SAVE: You can place any leftovers in an airtight container and keep in the fridge for up to 4 days.
Pro Tips
- For an authentic Singapore mei fun experience, look for thin noodles at Asian supermarkets.
- If adding protein, cook it first in tablespoons of canola oil or peanut oil before starting the veggies. Be sure to scrape up any browned bits which are full of flavor and will help season the veggies.
- A splash of Shaoxing wine gives this dish even more restaurant-style flavor.
- Want extra saucy noodles? Add a bit of chicken stock while stirring to loosen it up.

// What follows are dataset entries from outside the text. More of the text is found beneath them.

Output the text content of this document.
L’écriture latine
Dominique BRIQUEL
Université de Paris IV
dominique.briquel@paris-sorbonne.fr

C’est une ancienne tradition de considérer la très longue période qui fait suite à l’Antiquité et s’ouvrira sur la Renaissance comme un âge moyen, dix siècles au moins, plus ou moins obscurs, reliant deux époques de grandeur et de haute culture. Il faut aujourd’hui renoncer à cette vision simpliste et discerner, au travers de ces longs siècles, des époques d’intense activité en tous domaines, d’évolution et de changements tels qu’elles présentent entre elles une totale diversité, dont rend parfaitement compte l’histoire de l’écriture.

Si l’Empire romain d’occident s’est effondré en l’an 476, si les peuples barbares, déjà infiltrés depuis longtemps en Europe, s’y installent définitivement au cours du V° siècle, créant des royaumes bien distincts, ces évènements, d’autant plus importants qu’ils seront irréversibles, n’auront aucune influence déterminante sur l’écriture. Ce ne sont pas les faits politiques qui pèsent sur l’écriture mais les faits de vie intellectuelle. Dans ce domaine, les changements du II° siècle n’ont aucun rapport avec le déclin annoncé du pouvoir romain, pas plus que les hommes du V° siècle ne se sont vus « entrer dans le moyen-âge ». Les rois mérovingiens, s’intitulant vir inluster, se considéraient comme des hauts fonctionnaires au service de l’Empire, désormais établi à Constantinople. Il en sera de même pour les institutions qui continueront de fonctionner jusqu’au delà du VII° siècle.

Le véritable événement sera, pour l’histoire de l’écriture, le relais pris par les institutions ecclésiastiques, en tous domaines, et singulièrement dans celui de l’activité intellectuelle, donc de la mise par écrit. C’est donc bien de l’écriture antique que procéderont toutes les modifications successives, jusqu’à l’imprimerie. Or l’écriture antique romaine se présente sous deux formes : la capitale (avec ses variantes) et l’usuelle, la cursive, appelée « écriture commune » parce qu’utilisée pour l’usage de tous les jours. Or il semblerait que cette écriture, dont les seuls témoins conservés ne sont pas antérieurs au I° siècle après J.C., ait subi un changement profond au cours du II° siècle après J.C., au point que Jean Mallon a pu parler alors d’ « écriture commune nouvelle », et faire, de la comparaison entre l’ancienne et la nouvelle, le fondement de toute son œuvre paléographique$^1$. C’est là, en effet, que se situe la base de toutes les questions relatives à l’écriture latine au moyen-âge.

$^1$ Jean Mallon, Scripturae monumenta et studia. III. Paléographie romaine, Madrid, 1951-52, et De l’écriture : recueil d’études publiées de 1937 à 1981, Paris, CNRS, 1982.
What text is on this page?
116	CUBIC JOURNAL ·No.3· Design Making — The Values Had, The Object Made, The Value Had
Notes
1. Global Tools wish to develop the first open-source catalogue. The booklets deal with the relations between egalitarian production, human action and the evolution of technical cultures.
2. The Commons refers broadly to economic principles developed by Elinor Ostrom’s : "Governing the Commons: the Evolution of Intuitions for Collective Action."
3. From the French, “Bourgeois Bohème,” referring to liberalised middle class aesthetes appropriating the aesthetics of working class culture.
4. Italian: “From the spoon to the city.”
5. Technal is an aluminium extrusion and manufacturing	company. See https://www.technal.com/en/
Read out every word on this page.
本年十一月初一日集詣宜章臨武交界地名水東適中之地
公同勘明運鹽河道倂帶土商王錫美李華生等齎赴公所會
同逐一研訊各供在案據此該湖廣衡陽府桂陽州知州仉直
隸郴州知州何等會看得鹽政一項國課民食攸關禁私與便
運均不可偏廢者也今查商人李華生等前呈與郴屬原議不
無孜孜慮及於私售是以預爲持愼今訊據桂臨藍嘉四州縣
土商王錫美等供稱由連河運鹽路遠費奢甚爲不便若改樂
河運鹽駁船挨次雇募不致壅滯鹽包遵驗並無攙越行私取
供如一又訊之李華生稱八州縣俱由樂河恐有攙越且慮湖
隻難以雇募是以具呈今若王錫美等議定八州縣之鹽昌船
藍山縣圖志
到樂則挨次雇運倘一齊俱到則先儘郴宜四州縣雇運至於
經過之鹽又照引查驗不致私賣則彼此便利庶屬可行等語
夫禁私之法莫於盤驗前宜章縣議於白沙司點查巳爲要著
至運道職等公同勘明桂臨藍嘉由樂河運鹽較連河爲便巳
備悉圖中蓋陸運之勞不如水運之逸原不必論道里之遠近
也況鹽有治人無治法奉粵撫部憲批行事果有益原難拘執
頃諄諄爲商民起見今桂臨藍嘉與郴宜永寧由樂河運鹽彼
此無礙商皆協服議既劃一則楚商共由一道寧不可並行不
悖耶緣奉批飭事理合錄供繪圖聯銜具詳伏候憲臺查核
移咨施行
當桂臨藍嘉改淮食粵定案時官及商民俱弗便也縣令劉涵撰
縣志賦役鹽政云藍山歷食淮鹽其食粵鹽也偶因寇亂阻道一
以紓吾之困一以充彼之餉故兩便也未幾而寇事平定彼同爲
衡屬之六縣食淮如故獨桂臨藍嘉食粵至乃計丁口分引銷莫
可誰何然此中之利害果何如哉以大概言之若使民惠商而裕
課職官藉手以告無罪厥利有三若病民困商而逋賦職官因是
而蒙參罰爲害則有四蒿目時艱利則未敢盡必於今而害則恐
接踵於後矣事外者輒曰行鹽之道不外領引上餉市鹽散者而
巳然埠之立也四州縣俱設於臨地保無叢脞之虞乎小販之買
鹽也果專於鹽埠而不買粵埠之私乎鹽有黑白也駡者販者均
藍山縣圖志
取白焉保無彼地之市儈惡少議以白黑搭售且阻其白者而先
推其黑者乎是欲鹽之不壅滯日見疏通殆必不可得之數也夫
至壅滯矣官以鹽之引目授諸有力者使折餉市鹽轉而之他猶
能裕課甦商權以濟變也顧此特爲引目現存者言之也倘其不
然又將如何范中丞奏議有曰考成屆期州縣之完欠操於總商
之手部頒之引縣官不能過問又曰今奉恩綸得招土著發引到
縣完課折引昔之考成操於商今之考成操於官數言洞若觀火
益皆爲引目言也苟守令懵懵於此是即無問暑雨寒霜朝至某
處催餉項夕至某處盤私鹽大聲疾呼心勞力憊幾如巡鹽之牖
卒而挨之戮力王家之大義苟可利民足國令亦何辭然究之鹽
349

- Store leftovers in an airtight container—the flavors get even better the next day!
Recipe
Singapore Street Noodles
Ingredients
For the Curry Sauce
- ⅔ cup Sweet Chili Sauce
- 1 tablespoon Rice Wine Vinegar
- 2 tablespoon Soy Sauce
- 1 tablespoon Sriracha
- 1.5 tablespoon Madras Curry Powder
- 1 teaspoon Turmeric
- 2 tablespoon Ketchup
For the Stir Fry Noodles
- 1 lb Rice Noodles or thin spaghetti noodles
- 2 tablespoon Sesame Oil
- 1 Red Bell Pepper cut into thin strips
- 1 large Yellow Onion cut into thin strips
- ½ cup Carrots shredded
- 1 cup Red Cabbage shredded
- 1 tablespoon Fresh Ginger roughly chopped
- 4 cloves Fresh Garlic roughly chopped
- ½ cup Cilantro roughly chopped
Instructions
For the Curry Sauce
- Mix together sweet chili sauce, rice wine vinegar, soy sauce, sriracha, curry powder, turmeric, and ketchup. Set aside,
For the Stir Fry Noodles
- Cook noodles according to the directions then strain and shock with cold water.
- Meanwhile, heat a wok or nonstick skillet to medium-high heat and add your sesame oil, chopped bell peppers, onions and carrots with a hefty pinch of salt. Cook for 5-8 minutes.
- Add the red cabbage and cook for a few minutes until it softens and turns bright purple.
- Add the fresh ginger and fresh garlic and stir. Cook this mixture for 2-3 minutes until the ingredients have softened and they're super fragrant.
- Use a spatula to push the vegetables to one side of the skillet and pour the sauce in the other. Let the sauce bubble and cook for 2 minutes then stir in the veggies.
- Rinse the noodles in hot water one more time to loosen them up then add them to the saucy vegetable mixture and toss.
- Cook the noodles for another few minutes, gently stirring, until they're coated and are bright yellow. Give them a taste and add more salt if necessary.
- Before serving, toss with freshly chopped cilantro and add a drizzle of sriracha if you’d like
Notes
- Before you start cooking the veggies, season your protein with salt and pepper. Heat your wok or nonstick to medium-high then add 2 tablespoon of neutral oil.
- Toss the seasoned protein into the hot oil and saute until it's cooked through. Remove the protein and set aside.
- Now cook the recipe according to the directions and add the cooked protein in before you add the fresh cilantro.
Kaileigh says
This is packed with flavor, so tasty!
Hema says
Thanks For Sharing this Amazing Recipe. My Family Loved It. I will be sharing this Recipe with my Friends. Hope They will like it.